Носов, приподнявшись, глядел с камня.
— Ой!.. — Часики тикали на запястье. Но Гайка испугалась не за них. — Обещал, что не будешь смотреть!
— Во-первых, я случайно; Во-вторых, ты уже в воде. А если бы я не заметил, прощай, часики. Вот тогда уж точно досталось бы тебе дома.
Да, это он правильно.
— Иди сними... — И он опять лег головой на локоть.
Гайка вдруг рассердилась на себя и на свой глупый страх. Решительно вылезла из воды и положила часики на камень. И вернулась к нестрашным пологим волнам.
Эти волны приняли Гайку, качнули, сняли с донных камней. Она взвизгнула опять, забултыхалась. Но она не боялась. В такой ласковой воде невозможно было утонуть. Гайка окунулась с головой, совсем уже позабыв про смущение и про Носова. Потом нащупала камни ступнями и встала, держась за скальный уступ. Глубина была по грудь. А порой волна подкатывала под самый подбородок, плескала в глаза и уши. Гайка смеялась, подпрыгивала... И вдруг левой ступней не попала на камень.
Нога угодила в щель.
Гайка дернула ногу. Каменный капкан держал ее.
Сперва Гайка не испугалась. Дернула сильнее. Ой, больно...

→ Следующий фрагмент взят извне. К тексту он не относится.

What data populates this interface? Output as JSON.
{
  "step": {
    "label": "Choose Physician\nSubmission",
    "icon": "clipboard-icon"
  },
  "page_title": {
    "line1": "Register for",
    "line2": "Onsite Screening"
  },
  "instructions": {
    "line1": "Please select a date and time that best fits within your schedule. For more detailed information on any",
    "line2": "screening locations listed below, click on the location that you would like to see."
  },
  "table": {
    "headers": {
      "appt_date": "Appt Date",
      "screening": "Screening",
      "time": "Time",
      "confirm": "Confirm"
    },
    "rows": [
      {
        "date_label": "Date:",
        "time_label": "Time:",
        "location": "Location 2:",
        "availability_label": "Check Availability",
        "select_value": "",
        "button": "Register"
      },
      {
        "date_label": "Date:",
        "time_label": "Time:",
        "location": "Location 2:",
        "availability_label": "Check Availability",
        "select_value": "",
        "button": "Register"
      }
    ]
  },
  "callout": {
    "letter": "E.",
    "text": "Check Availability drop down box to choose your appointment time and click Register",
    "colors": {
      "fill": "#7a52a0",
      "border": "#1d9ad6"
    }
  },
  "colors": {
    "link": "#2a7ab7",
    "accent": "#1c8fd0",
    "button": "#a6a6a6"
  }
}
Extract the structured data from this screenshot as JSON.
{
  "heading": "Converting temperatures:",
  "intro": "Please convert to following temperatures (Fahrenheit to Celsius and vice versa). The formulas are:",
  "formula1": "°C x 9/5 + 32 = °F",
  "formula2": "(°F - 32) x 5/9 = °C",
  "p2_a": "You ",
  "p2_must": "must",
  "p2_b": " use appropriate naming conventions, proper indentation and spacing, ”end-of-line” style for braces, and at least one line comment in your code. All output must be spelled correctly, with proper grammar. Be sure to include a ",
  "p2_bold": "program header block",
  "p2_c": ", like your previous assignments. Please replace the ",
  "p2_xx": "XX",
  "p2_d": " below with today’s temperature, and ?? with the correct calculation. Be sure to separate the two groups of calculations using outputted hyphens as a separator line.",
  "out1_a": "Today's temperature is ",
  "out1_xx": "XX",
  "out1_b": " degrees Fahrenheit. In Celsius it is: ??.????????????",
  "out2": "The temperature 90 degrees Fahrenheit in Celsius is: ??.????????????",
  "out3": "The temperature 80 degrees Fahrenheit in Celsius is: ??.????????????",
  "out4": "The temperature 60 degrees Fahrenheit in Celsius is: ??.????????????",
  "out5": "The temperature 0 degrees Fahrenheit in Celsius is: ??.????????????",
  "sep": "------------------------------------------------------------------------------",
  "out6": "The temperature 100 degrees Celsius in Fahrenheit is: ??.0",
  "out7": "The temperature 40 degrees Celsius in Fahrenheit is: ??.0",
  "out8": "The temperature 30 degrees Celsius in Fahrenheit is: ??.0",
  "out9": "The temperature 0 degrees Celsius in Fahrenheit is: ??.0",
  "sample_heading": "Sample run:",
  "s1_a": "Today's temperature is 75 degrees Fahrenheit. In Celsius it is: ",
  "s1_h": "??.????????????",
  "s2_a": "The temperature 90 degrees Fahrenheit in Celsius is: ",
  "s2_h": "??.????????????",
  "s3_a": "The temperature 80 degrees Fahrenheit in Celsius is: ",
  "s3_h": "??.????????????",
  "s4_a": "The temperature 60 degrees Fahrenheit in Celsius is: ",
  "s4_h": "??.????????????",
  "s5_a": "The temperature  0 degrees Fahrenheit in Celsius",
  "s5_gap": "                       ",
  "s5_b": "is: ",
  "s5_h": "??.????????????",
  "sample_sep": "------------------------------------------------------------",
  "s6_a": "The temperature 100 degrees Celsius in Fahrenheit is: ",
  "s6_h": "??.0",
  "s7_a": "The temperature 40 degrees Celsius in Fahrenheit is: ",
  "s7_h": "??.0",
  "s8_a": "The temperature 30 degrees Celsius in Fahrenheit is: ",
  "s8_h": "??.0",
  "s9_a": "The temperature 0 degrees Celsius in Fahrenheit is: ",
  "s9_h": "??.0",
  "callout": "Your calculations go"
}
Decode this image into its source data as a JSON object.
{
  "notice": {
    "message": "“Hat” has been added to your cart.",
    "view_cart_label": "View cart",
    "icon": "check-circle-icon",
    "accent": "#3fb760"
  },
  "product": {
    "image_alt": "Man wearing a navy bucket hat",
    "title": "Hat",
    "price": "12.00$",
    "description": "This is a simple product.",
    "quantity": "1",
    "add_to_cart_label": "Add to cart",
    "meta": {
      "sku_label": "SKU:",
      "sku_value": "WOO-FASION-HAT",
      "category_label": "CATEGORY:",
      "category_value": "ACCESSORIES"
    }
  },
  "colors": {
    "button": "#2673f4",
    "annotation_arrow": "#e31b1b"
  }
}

Гайка вспомнила про тропического моллюска-великана, о котором рассказывал папа. Называется тридакна. Если в раковину попадает нога или рука купальщика, створки сжимаются, и... Сила у тридакны громадная, вес чуть не полтонны. А тут наступает прилив, вот вода уже у самого рта...

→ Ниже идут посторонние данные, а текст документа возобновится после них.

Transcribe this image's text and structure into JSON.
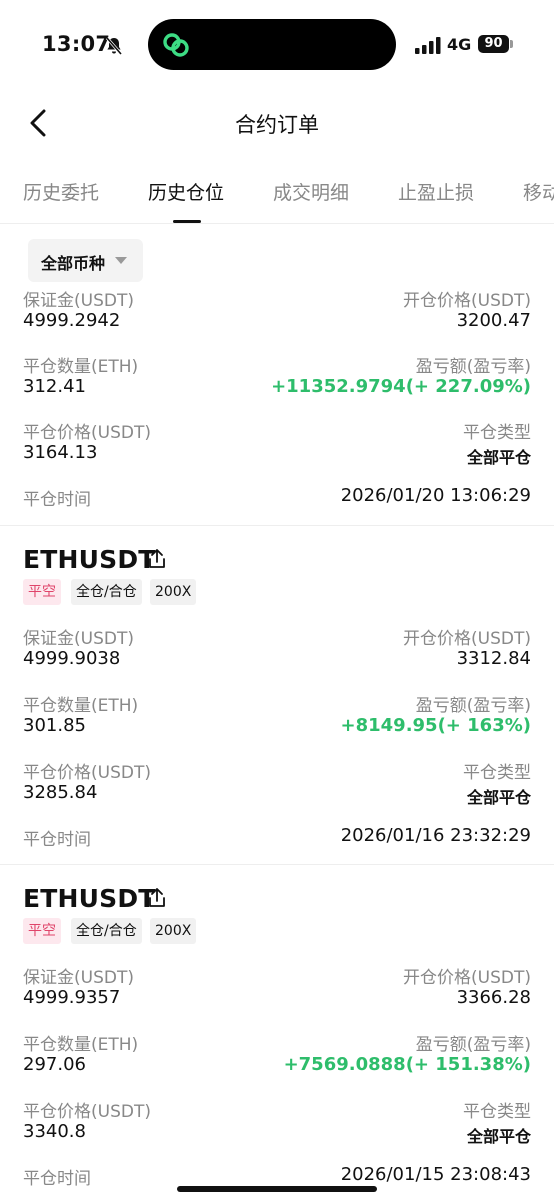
{
  "status_bar": {
    "time": "13:07",
    "network": "4G",
    "battery": "90"
  },
  "header": {
    "title": "合约订单"
  },
  "tabs": [
    {
      "label": "历史委托"
    },
    {
      "label": "历史仓位"
    },
    {
      "label": "成交明细"
    },
    {
      "label": "止盈止损"
    },
    {
      "label": "移动"
    }
  ],
  "filter": {
    "label": "全部币种"
  },
  "labels": {
    "margin": "保证金(USDT)",
    "open_price": "开仓价格(USDT)",
    "close_qty": "平仓数量(ETH)",
    "pnl": "盈亏额(盈亏率)",
    "close_price": "平仓价格(USDT)",
    "close_type": "平仓类型",
    "close_time": "平仓时间"
  },
  "orders": [
    {
      "margin": "4999.2942",
      "open_price": "3200.47",
      "close_qty": "312.41",
      "pnl": "+11352.9794(+ 227.09%)",
      "close_price": "3164.13",
      "close_type": "全部平仓",
      "close_time": "2026/01/20 13:06:29"
    },
    {
      "pair": "ETHUSDT",
      "side": "平空",
      "mode": "全仓/合仓",
      "leverage": "200X",
      "margin": "4999.9038",
      "open_price": "3312.84",
      "close_qty": "301.85",
      "pnl": "+8149.95(+ 163%)",
      "close_price": "3285.84",
      "close_type": "全部平仓",
      "close_time": "2026/01/16 23:32:29"
    },
    {
      "pair": "ETHUSDT",
      "side": "平空",
      "mode": "全仓/合仓",
      "leverage": "200X",
      "margin": "4999.9357",
      "open_price": "3366.28",
      "close_qty": "297.06",
      "pnl": "+7569.0888(+ 151.38%)",
      "close_price": "3340.8",
      "close_type": "全部平仓",
      "close_time": "2026/01/15 23:08:43"
    }
  ],
  "colors": {
    "profit": "#2ebd6b",
    "short_badge_bg": "#fde8ee",
    "short_badge_text": "#e0446a"
  }
}
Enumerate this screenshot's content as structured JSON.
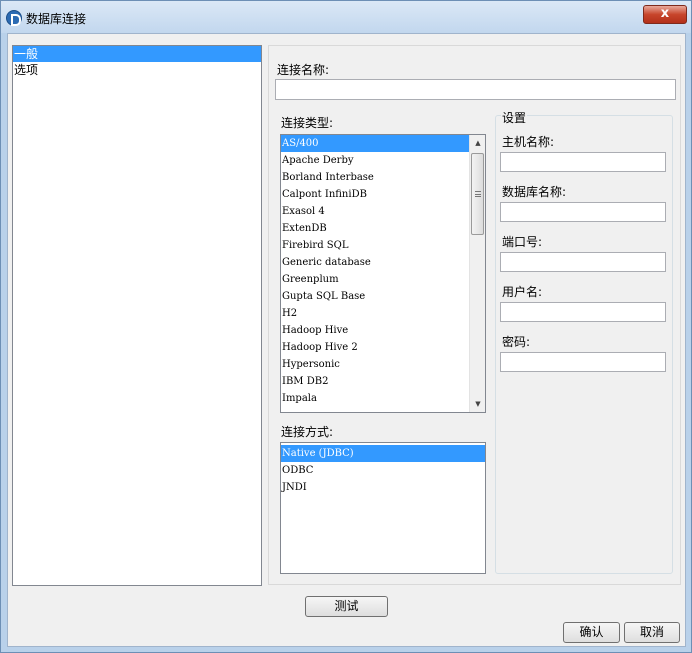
{
  "window": {
    "title": "数据库连接",
    "close_label": "x"
  },
  "nav": {
    "items": [
      {
        "label": "一般",
        "selected": true
      },
      {
        "label": "选项",
        "selected": false
      }
    ]
  },
  "form": {
    "connection_name_label": "连接名称:",
    "connection_name_value": "",
    "connection_type_label": "连接类型:",
    "connection_types": [
      "AS/400",
      "Apache Derby",
      "Borland Interbase",
      "Calpont InfiniDB",
      "Exasol 4",
      "ExtenDB",
      "Firebird SQL",
      "Generic database",
      "Greenplum",
      "Gupta SQL Base",
      "H2",
      "Hadoop Hive",
      "Hadoop Hive 2",
      "Hypersonic",
      "IBM DB2",
      "Impala"
    ],
    "selected_connection_type": "AS/400",
    "access_label": "连接方式:",
    "access_methods": [
      "Native (JDBC)",
      "ODBC",
      "JNDI"
    ],
    "selected_access_method": "Native (JDBC)"
  },
  "settings": {
    "title": "设置",
    "host_label": "主机名称:",
    "host_value": "",
    "db_name_label": "数据库名称:",
    "db_name_value": "",
    "port_label": "端口号:",
    "port_value": "",
    "user_label": "用户名:",
    "user_value": "",
    "password_label": "密码:",
    "password_value": ""
  },
  "buttons": {
    "test": "测试",
    "ok": "确认",
    "cancel": "取消"
  }
}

И, словно все это по правде, — коварная тридакна и прилив — накатившая волна плеснула Гайке горечью в рот. «Мама!» — хотела крикнуть Гайка, но закашлялась. А новый горько-соленый накат укрыл ее с головой. Когда волна отошла, Гайка была уже чуть не без памяти от страха. Забила по воде руками, беспомощно рванулась и сквозь ужас и кашель закричала отчаянно:
— Но-осов!!
Лесь лежал и впитывал лучи. Каждая мельчайшая чешуйка его кожи была словно фотоэлемент, который заряжается солнечной энергией. Чем больше чешуек получит заряд, тем пуще накапливается в теле веселая сила и радость жизни. Иногда Лесь жалел, что у него нет хрустящих крыльев — таких же, как у желтого кузнечика Витьки, только больших, по его, Леся, росту. Вот это были бы настоящие солнечные элементы.

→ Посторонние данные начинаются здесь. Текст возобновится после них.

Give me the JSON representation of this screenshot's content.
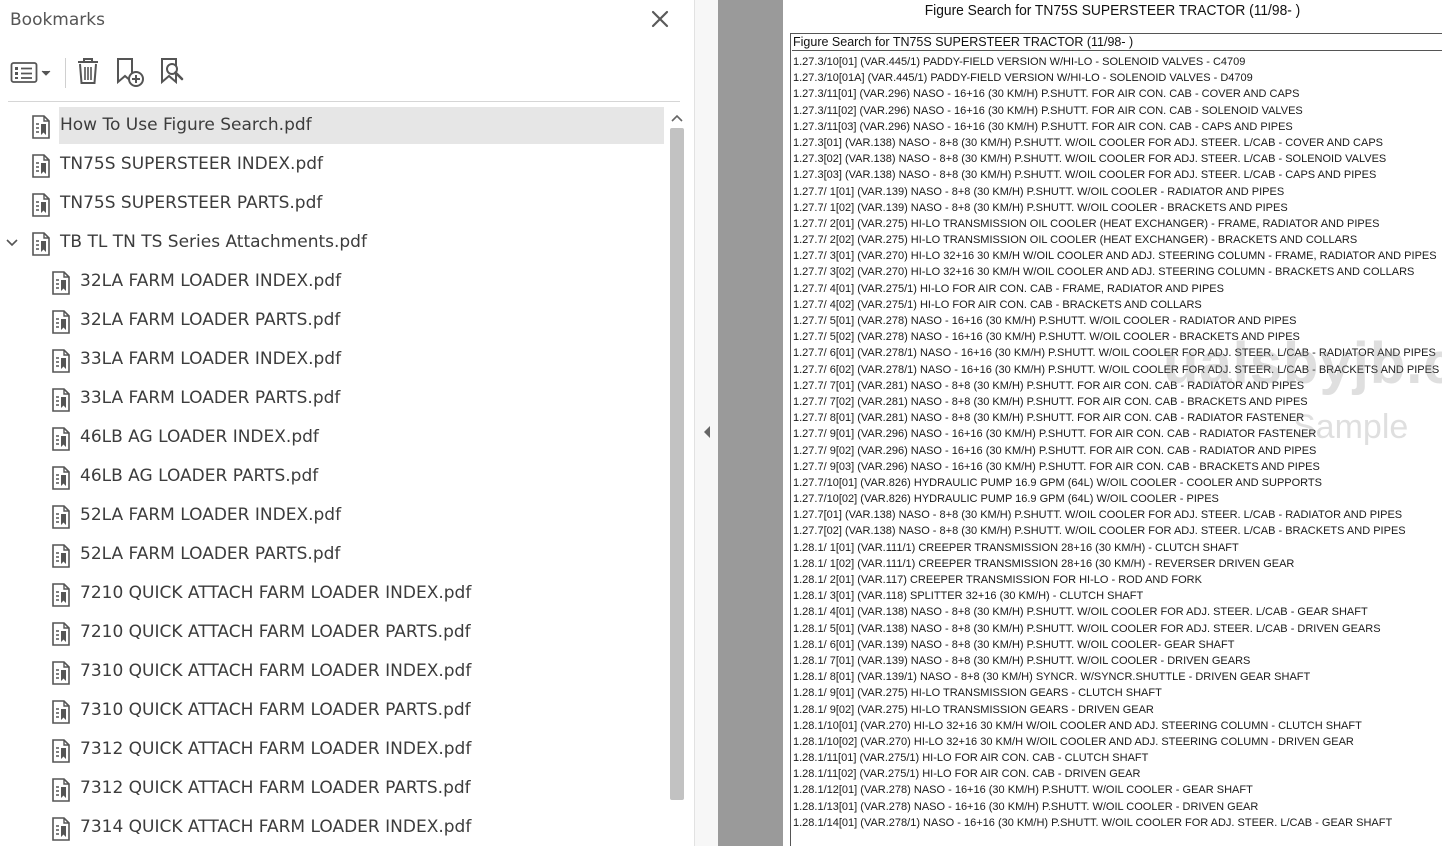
{
  "bookmarks_panel": {
    "title": "Bookmarks",
    "toolbar": {
      "options_icon": "options-list-icon",
      "delete_icon": "trash-icon",
      "new_bookmark_icon": "new-bookmark-icon",
      "find_bookmark_icon": "find-bookmark-icon"
    },
    "items": [
      {
        "label": "How To Use Figure Search.pdf",
        "level": 0,
        "selected": true
      },
      {
        "label": "TN75S SUPERSTEER INDEX.pdf",
        "level": 0
      },
      {
        "label": "TN75S SUPERSTEER PARTS.pdf",
        "level": 0
      },
      {
        "label": "TB TL TN TS Series Attachments.pdf",
        "level": 0,
        "expanded": true
      },
      {
        "label": "32LA FARM LOADER INDEX.pdf",
        "level": 1
      },
      {
        "label": "32LA FARM LOADER PARTS.pdf",
        "level": 1
      },
      {
        "label": "33LA FARM LOADER INDEX.pdf",
        "level": 1
      },
      {
        "label": "33LA FARM LOADER PARTS.pdf",
        "level": 1
      },
      {
        "label": "46LB AG LOADER INDEX.pdf",
        "level": 1
      },
      {
        "label": "46LB AG LOADER PARTS.pdf",
        "level": 1
      },
      {
        "label": "52LA FARM LOADER INDEX.pdf",
        "level": 1
      },
      {
        "label": "52LA FARM LOADER PARTS.pdf",
        "level": 1
      },
      {
        "label": "7210 QUICK ATTACH FARM LOADER INDEX.pdf",
        "level": 1
      },
      {
        "label": "7210 QUICK ATTACH FARM LOADER PARTS.pdf",
        "level": 1
      },
      {
        "label": "7310 QUICK ATTACH FARM LOADER INDEX.pdf",
        "level": 1
      },
      {
        "label": "7310 QUICK ATTACH FARM LOADER PARTS.pdf",
        "level": 1
      },
      {
        "label": "7312 QUICK ATTACH FARM LOADER INDEX.pdf",
        "level": 1
      },
      {
        "label": "7312 QUICK ATTACH FARM LOADER PARTS.pdf",
        "level": 1
      },
      {
        "label": "7314 QUICK ATTACH FARM LOADER INDEX.pdf",
        "level": 1
      }
    ]
  },
  "document": {
    "header": "Figure Search for TN75S SUPERSTEER TRACTOR (11/98- )",
    "box_title": "Figure Search for TN75S SUPERSTEER TRACTOR (11/98- )",
    "watermark_main": "ualsbyjb.com",
    "watermark_sub": "Sample",
    "lines": [
      "1.27.3/10[01] (VAR.445/1) PADDY-FIELD VERSION W/HI-LO - SOLENOID VALVES - C4709",
      "1.27.3/10[01A] (VAR.445/1) PADDY-FIELD VERSION W/HI-LO - SOLENOID VALVES - D4709",
      "1.27.3/11[01] (VAR.296) NASO - 16+16 (30 KM/H) P.SHUTT. FOR AIR CON. CAB - COVER AND CAPS",
      "1.27.3/11[02] (VAR.296) NASO - 16+16 (30 KM/H) P.SHUTT. FOR AIR CON. CAB - SOLENOID VALVES",
      "1.27.3/11[03] (VAR.296) NASO - 16+16 (30 KM/H) P.SHUTT. FOR AIR CON. CAB - CAPS AND PIPES",
      "1.27.3[01] (VAR.138) NASO - 8+8 (30 KM/H) P.SHUTT. W/OIL COOLER FOR ADJ. STEER. L/CAB - COVER AND CAPS",
      "1.27.3[02] (VAR.138) NASO - 8+8 (30 KM/H) P.SHUTT. W/OIL COOLER FOR ADJ. STEER. L/CAB - SOLENOID VALVES",
      "1.27.3[03] (VAR.138) NASO - 8+8 (30 KM/H) P.SHUTT. W/OIL COOLER FOR ADJ. STEER. L/CAB - CAPS AND PIPES",
      "1.27.7/ 1[01] (VAR.139) NASO - 8+8 (30 KM/H) P.SHUTT. W/OIL COOLER - RADIATOR AND PIPES",
      "1.27.7/ 1[02] (VAR.139) NASO - 8+8 (30 KM/H) P.SHUTT. W/OIL COOLER - BRACKETS AND PIPES",
      "1.27.7/ 2[01] (VAR.275) HI-LO TRANSMISSION OIL COOLER (HEAT EXCHANGER) - FRAME, RADIATOR AND PIPES",
      "1.27.7/ 2[02] (VAR.275) HI-LO TRANSMISSION OIL COOLER (HEAT EXCHANGER) - BRACKETS AND COLLARS",
      "1.27.7/ 3[01] (VAR.270) HI-LO 32+16 30 KM/H W/OIL COOLER AND ADJ. STEERING COLUMN - FRAME, RADIATOR AND PIPES",
      "1.27.7/ 3[02] (VAR.270) HI-LO 32+16 30 KM/H W/OIL COOLER AND ADJ. STEERING COLUMN - BRACKETS AND COLLARS",
      "1.27.7/ 4[01] (VAR.275/1) HI-LO FOR AIR CON. CAB - FRAME, RADIATOR AND PIPES",
      "1.27.7/ 4[02] (VAR.275/1) HI-LO FOR AIR CON. CAB - BRACKETS AND COLLARS",
      "1.27.7/ 5[01] (VAR.278) NASO - 16+16 (30 KM/H) P.SHUTT. W/OIL COOLER - RADIATOR AND PIPES",
      "1.27.7/ 5[02] (VAR.278) NASO - 16+16 (30 KM/H) P.SHUTT. W/OIL COOLER - BRACKETS AND PIPES",
      "1.27.7/ 6[01] (VAR.278/1) NASO - 16+16 (30 KM/H) P.SHUTT. W/OIL COOLER FOR ADJ. STEER. L/CAB - RADIATOR AND PIPES",
      "1.27.7/ 6[02] (VAR.278/1) NASO - 16+16 (30 KM/H) P.SHUTT. W/OIL COOLER FOR ADJ. STEER. L/CAB - BRACKETS AND PIPES",
      "1.27.7/ 7[01] (VAR.281) NASO - 8+8 (30 KM/H) P.SHUTT. FOR AIR CON. CAB - RADIATOR AND PIPES",
      "1.27.7/ 7[02] (VAR.281) NASO - 8+8 (30 KM/H) P.SHUTT. FOR AIR CON. CAB - BRACKETS AND PIPES",
      "1.27.7/ 8[01] (VAR.281) NASO - 8+8 (30 KM/H) P.SHUTT. FOR AIR CON. CAB - RADIATOR FASTENER",
      "1.27.7/ 9[01] (VAR.296) NASO - 16+16 (30 KM/H) P.SHUTT. FOR AIR CON. CAB - RADIATOR FASTENER",
      "1.27.7/ 9[02] (VAR.296) NASO - 16+16 (30 KM/H) P.SHUTT. FOR AIR CON. CAB - RADIATOR AND PIPES",
      "1.27.7/ 9[03] (VAR.296) NASO - 16+16 (30 KM/H) P.SHUTT. FOR AIR CON. CAB - BRACKETS AND PIPES",
      "1.27.7/10[01] (VAR.826) HYDRAULIC PUMP 16.9 GPM (64L) W/OIL COOLER - COOLER AND SUPPORTS",
      "1.27.7/10[02] (VAR.826) HYDRAULIC PUMP 16.9 GPM (64L) W/OIL COOLER - PIPES",
      "1.27.7[01] (VAR.138) NASO - 8+8 (30 KM/H) P.SHUTT. W/OIL COOLER FOR ADJ. STEER. L/CAB - RADIATOR AND PIPES",
      "1.27.7[02] (VAR.138) NASO - 8+8 (30 KM/H) P.SHUTT. W/OIL COOLER FOR ADJ. STEER. L/CAB - BRACKETS AND PIPES",
      "1.28.1/ 1[01] (VAR.111/1) CREEPER TRANSMISSION 28+16 (30 KM/H) - CLUTCH SHAFT",
      "1.28.1/ 1[02] (VAR.111/1) CREEPER TRANSMISSION 28+16 (30 KM/H) - REVERSER DRIVEN GEAR",
      "1.28.1/ 2[01] (VAR.117) CREEPER TRANSMISSION FOR HI-LO - ROD AND FORK",
      "1.28.1/ 3[01] (VAR.118) SPLITTER 32+16 (30 KM/H) - CLUTCH SHAFT",
      "1.28.1/ 4[01] (VAR.138) NASO - 8+8 (30 KM/H) P.SHUTT. W/OIL COOLER FOR ADJ. STEER. L/CAB - GEAR SHAFT",
      "1.28.1/ 5[01] (VAR.138) NASO - 8+8 (30 KM/H) P.SHUTT. W/OIL COOLER FOR ADJ. STEER. L/CAB - DRIVEN GEARS",
      "1.28.1/ 6[01] (VAR.139) NASO - 8+8 (30 KM/H) P.SHUTT. W/OIL COOLER- GEAR SHAFT",
      "1.28.1/ 7[01] (VAR.139) NASO - 8+8 (30 KM/H) P.SHUTT. W/OIL COOLER - DRIVEN GEARS",
      "1.28.1/ 8[01] (VAR.139/1) NASO - 8+8 (30 KM/H) SYNCR. W/SYNCR.SHUTTLE - DRIVEN GEAR SHAFT",
      "1.28.1/ 9[01] (VAR.275) HI-LO TRANSMISSION GEARS - CLUTCH SHAFT",
      "1.28.1/ 9[02] (VAR.275) HI-LO TRANSMISSION GEARS - DRIVEN GEAR",
      "1.28.1/10[01] (VAR.270) HI-LO 32+16 30 KM/H W/OIL COOLER AND ADJ. STEERING COLUMN - CLUTCH SHAFT",
      "1.28.1/10[02] (VAR.270) HI-LO 32+16 30 KM/H W/OIL COOLER AND ADJ. STEERING COLUMN - DRIVEN GEAR",
      "1.28.1/11[01] (VAR.275/1) HI-LO FOR AIR CON. CAB - CLUTCH SHAFT",
      "1.28.1/11[02] (VAR.275/1) HI-LO FOR AIR CON. CAB - DRIVEN GEAR",
      "1.28.1/12[01] (VAR.278) NASO - 16+16 (30 KM/H) P.SHUTT. W/OIL COOLER - GEAR SHAFT",
      "1.28.1/13[01] (VAR.278) NASO - 16+16 (30 KM/H) P.SHUTT. W/OIL COOLER - DRIVEN GEAR",
      "1.28.1/14[01] (VAR.278/1) NASO - 16+16 (30 KM/H) P.SHUTT. W/OIL COOLER FOR ADJ. STEER. L/CAB - GEAR SHAFT"
    ]
  }
}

На девочку Лесь не смотрел. Вернее, глянет искоса, увидит, что с ней все в порядке — плещется у скалы, — и опять отдастся теплой полудреме...
Девочкин кашель и крик ударили в него колючей пружиной. И сам он как распрямившаяся пружина — ж-жих! — метнулся с камня к воде.
— Нога... — не то всхлипнула, не то булькнула девчонка, и опять ее скрыло по макушку.
Лесь нырнул, увидел в зеленой мути девчонкины ноги, камни и все понял вмиг. Съежился, пятками уперся в один камень и с надрывом потянул на себя другой, прижавший ступню бестолковой купальщицы. Камень сперва упрямился и поддался только сверхотчаянному усилию. Нога девочки дернулась вверх.